Hej,
przekroczyłam ponad 30% mojego 69 celu dniowego. Efekt -2,1 kg... Idzie jako tako. Ale dostałam @ wczoraj jak dodałam wpis... I tym samym ważenie dopiero po @. Bo ja nienawidzę widzieć na wadze więcej niż widziałam ostatnio, to najwcześniej w kolejną sobotę. A już przedwczoraj brzuch miałam jak w 3 miesiącu ciąży, normalnie bania... Na szczęście gdzie indziej nie napuchnęłam.
Jestem w dołku. Wczoraj popołudniu cała radość z tego, że jest mój Ukochany poszła sobie daleko. Ogólnie stało się coś niezbyt przyjemnego i teraz nie ma tej radości życia, ogólnie kiszka... Później jedziemy do miasta, ale pewnie z kina nici i zakupów i ogólnie ze wszystkiego nici... Najbliższy weekend znowu będę sama, bo on będzie miał na głowie tą sprawę. Wyć mi się chce do księżyca. I jeszcze ta ciota musiała przyjść na dobitkę, żeby człowiek jeszcze bardziej wkur.... chodził. Ja nie wiem co to dalej będzie, ale bardzo męczy mnie życie takie jakie mamy.
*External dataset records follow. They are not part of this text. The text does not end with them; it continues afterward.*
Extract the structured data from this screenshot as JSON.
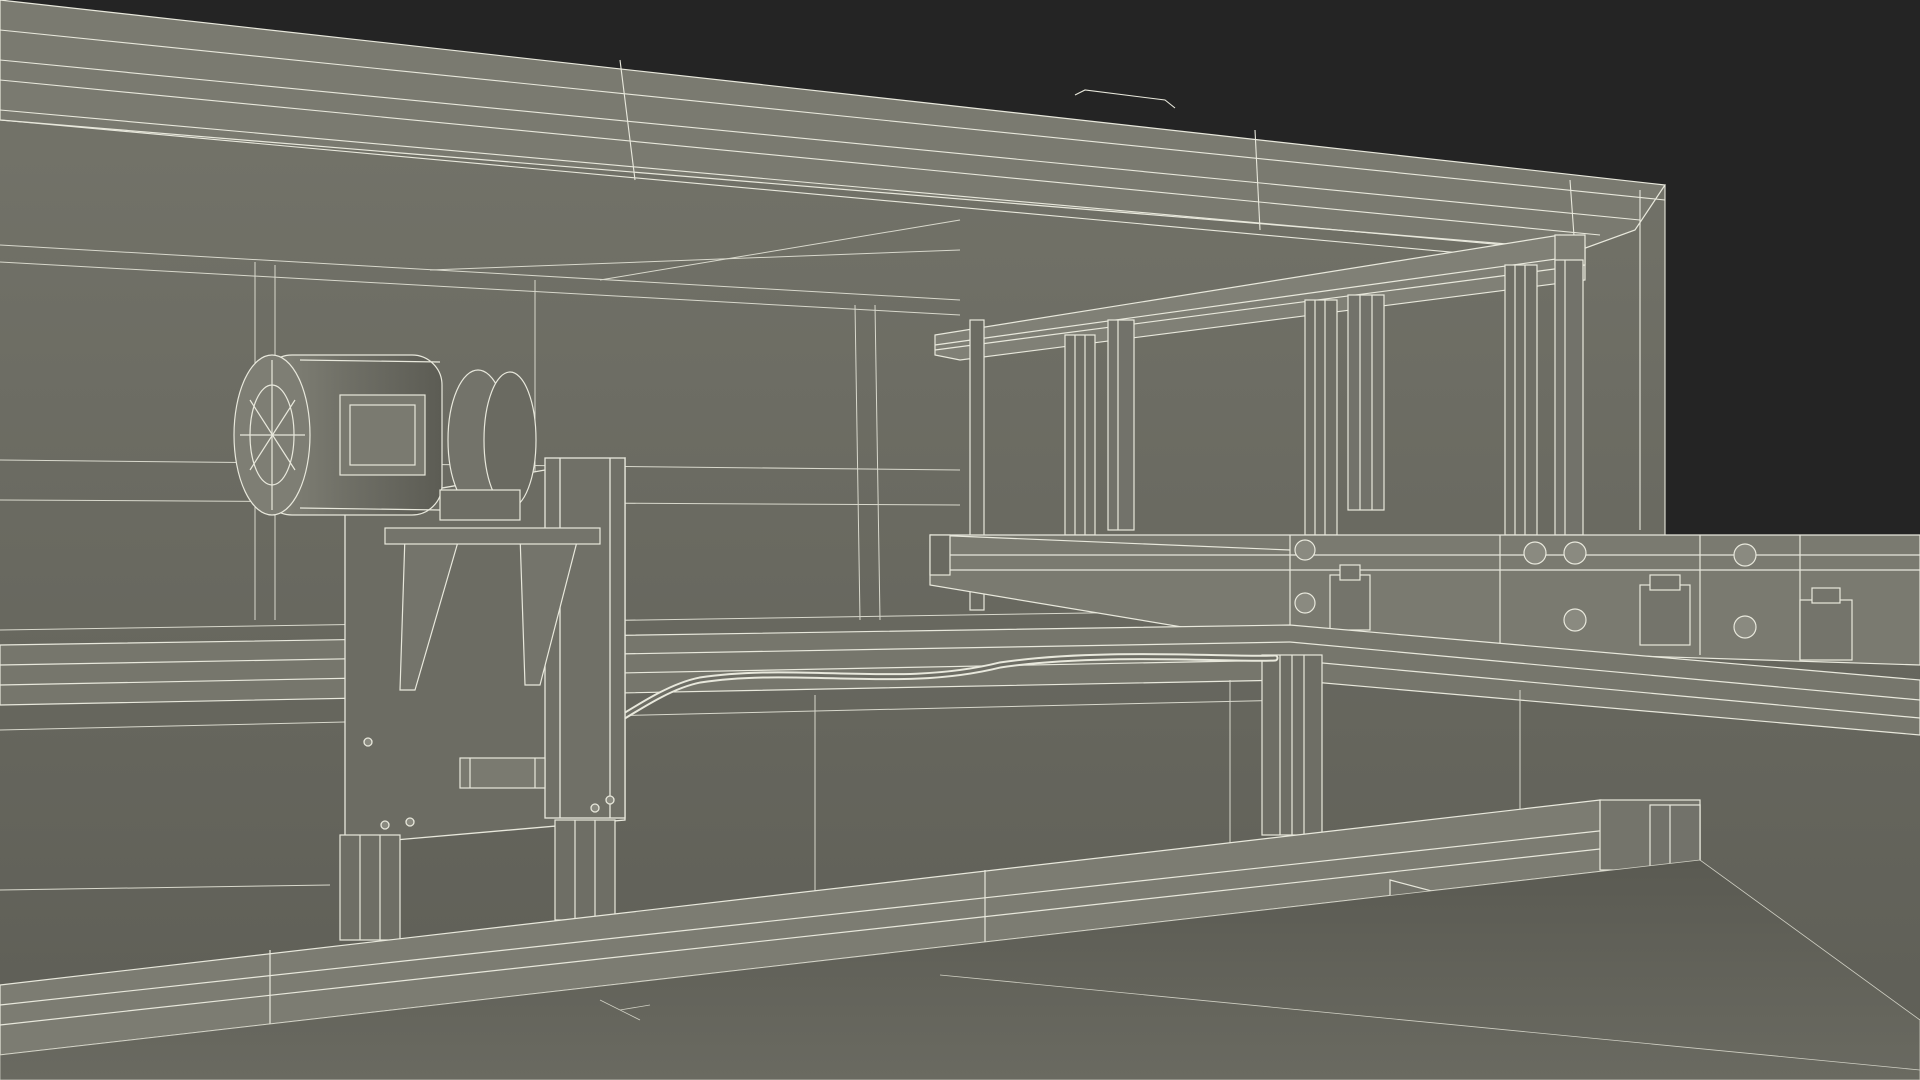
{
  "colors": {
    "background": "#242424",
    "surface": "#6b6b62",
    "surface_light": "#7c7c72",
    "surface_dark": "#55554d",
    "wire": "#e8e8dc",
    "wire_dim": "#b9b9ad",
    "shadow": "#44443e"
  },
  "objects": [
    "room-enclosure",
    "ceiling-frame",
    "electric-motor",
    "motor-mount-plate",
    "cable",
    "cable-junction-box",
    "conveyor-rail",
    "bolted-bracket-plate",
    "rail-clamp",
    "base-frame-rail"
  ]
}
Wiem, że musimy coś z tym zrobić. Ja mam odwagę, ale Krzysiu nie. I mam wielkie opory. Bo ja go bardzo kocham, ale nie chcę sobie życia spierdolić przez sprawy jego rodziny.
Ale wracając do tematu vitaliowego. Wczoraj zrobiłam trening siłowy. Chciałam iść teraz na rower. Ale jeszcze czekają mnie gary. Czeka mnie sprzątanie. Zrobię szybko pomidorową. A sama nie wiem... Bo do miasta tak o 15... może wcześniej. Idę.
Jest mi źle. Dziś jest mi źle.
lecter1
20 maja 2012, 17:32Dasz radę:)
Yenna92
20 maja 2012, 10:56To twoje zdjęcia w profilowych? Jesli tak, to przecież masz idealne ciało!
paauulinaa
18 maja 2012, 18:04Będzie dobrze :)
serdelkaa
18 maja 2012, 18:01glowa do gory ja ta ciote tez strasznie przechodze a moje humory przechodza wszystko
czeresniaaa99
18 maja 2012, 13:33humor benadzejeny szybko ci przejdzie zobaczysz i jutro będzie juz lepiej:)
kotusiek
18 maja 2012, 13:12Kochana spokojnie masz okres to i humor opada, ale pomysl sobie inaczej- masz okres i niczym sie nei przejmujesz wiec dzsiiaj bo to bez sensu i tyle :) Milego i pozytywnego dnia :)
schudne21
18 maja 2012, 11:43Też mamy problemy mieszkaniowo-rodzinne, potrafia odebrac cała radosć życia ehhh
hugebelly
18 maja 2012, 11:212 kg to dobry wynik, więc głowa do góry :) co do okresu, to nic nie poradzisz, trzeba pogodzić się z podłością tego stanu. A o chłopaku mówisz w sensie małżeństwa?
nessathinks
18 maja 2012, 11:04mi tez jest zle.
kubinka
18 maja 2012, 10:51trzymaj się dzielnie! wysyłam Ci uściski :)
gosiaaa90
18 maja 2012, 10:50bedzie lepiej dasz rade:)))
kate3377
18 maja 2012, 10:46Dziś jest źle, ale jutro będzie lepiej:) Tym bardziej, że pogoda ma być piękna:)
ideaalistkaaa
18 maja 2012, 10:413maj się :* Każdy ma czasem gorsze chwile ale nasza w tym głowa, żeby je przetrwać ! ;*
kamilla1991
18 maja 2012, 10:41kochana mam pytanie co do picia drozdzy ;)) pomagaja na wlosy? widzisz eefekty?